7. D'une part, la qualité de membre de la section au sens des dispositions précitées de l'article L. 2411-11 du code général des collectivités territoriales ne peut être reconnue qu'aux personnes dont le domicile réel et fixe est situé dans les limites de la section de commune. Il appartient au juge, saisi d'un litige relatif à l'appréciation des droits d'une personne à demander, en sa qualité de membre d'une section de commune, le transfert de biens sectionaux au bénéfice d'une commune, de rechercher les limites de cette section, telles qu'elles peuvent résulter de ses actes constitutifs.
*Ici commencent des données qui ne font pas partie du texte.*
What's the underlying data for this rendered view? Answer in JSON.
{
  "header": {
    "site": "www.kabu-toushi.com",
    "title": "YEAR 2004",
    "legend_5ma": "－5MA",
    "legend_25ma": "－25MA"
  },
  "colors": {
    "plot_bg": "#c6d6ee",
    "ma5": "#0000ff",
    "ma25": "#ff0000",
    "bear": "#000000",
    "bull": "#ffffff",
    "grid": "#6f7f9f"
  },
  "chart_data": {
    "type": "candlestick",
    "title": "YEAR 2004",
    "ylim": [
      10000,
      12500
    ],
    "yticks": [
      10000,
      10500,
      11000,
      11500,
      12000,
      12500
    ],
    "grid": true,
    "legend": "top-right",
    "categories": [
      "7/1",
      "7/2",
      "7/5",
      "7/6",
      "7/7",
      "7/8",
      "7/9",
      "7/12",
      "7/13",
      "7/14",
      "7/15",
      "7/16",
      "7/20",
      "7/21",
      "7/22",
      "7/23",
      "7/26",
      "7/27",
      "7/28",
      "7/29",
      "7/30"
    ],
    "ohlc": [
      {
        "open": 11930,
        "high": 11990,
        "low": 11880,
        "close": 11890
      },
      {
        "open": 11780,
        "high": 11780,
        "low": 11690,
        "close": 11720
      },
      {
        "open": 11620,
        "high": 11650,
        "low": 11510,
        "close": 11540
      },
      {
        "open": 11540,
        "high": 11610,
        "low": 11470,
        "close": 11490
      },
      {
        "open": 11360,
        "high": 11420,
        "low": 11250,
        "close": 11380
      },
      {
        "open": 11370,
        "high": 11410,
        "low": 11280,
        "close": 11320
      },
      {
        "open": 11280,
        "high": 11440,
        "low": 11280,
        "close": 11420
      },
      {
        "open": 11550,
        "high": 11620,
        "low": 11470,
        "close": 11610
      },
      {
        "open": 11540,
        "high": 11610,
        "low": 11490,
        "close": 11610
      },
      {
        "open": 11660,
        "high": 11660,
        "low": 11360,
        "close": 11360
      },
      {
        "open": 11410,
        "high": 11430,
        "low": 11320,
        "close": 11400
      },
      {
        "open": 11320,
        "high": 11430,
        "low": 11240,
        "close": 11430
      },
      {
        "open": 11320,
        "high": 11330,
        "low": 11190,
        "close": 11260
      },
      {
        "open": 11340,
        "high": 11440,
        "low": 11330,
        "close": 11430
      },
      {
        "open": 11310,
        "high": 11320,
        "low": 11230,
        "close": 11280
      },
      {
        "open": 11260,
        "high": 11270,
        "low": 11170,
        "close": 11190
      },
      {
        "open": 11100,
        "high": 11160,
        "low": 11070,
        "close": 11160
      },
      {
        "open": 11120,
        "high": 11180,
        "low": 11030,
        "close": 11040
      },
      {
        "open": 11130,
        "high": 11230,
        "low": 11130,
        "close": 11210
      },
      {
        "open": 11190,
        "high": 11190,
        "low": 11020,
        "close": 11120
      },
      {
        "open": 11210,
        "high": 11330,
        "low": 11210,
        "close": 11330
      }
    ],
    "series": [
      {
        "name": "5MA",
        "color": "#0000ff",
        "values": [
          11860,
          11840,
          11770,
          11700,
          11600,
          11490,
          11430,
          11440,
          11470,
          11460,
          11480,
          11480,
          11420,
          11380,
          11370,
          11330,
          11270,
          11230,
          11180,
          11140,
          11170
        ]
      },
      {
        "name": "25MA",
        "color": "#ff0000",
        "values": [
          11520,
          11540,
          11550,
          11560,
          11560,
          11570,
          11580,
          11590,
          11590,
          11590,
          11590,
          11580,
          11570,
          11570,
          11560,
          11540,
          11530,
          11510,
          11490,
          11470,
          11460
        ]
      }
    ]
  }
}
En l'absence d'actes constitutifs, il appartient au juge de rechercher ces limites telles qu'elles résultent de l'ensemble des faits de l'espèce.
8. L'administration fait valoir, sans être contestée, que les actes constitutifs de la section de Lespinasse, qui auraient pu permettre d'en délimiter les limites territoriales, n'existent pas. En revanche, il ressort de manière concordante des extraits cadastraux, de l'acte d'amodiation établi en 1937 par un géomètre expert et des photographies du site que le secteur aggloméré de Lespinasse présente un caractère homogène, exempt de discontinuité. Les constructions récentes de MM. E... L..., M. O... L... et K... F..., M. G... N... et Mme M... I..., celle de M. J... C... et Mme H... C..., implantées en continuité de l'existant en 1980, 2007 et 2014, doivent, dès lors, être regardée comme comprises dans les limites de la section. En outre, il résulte des conventions pluriannuelles d'exploitation conclues par la commune au nom et pour le compte de la section de Lespinasse, que Mmes L... P... et Chalvet-Barthomeuf Virgine, et M. N... G... exploitent en leur qualité de membres du GAEC du Puy de la Coujoule ayant leur domicile sur le territoire de Lespinasse, les pâtures et terres agricoles de cette section.
9. D'autre part, il appartient à l'administration, sous le contrôle du juge, de rechercher par tous moyens si chacune des personnes ayant exprimé une demande de transfert a son domicile réel et fixe dans le territoire de la section, tel que délimité selon le point 8.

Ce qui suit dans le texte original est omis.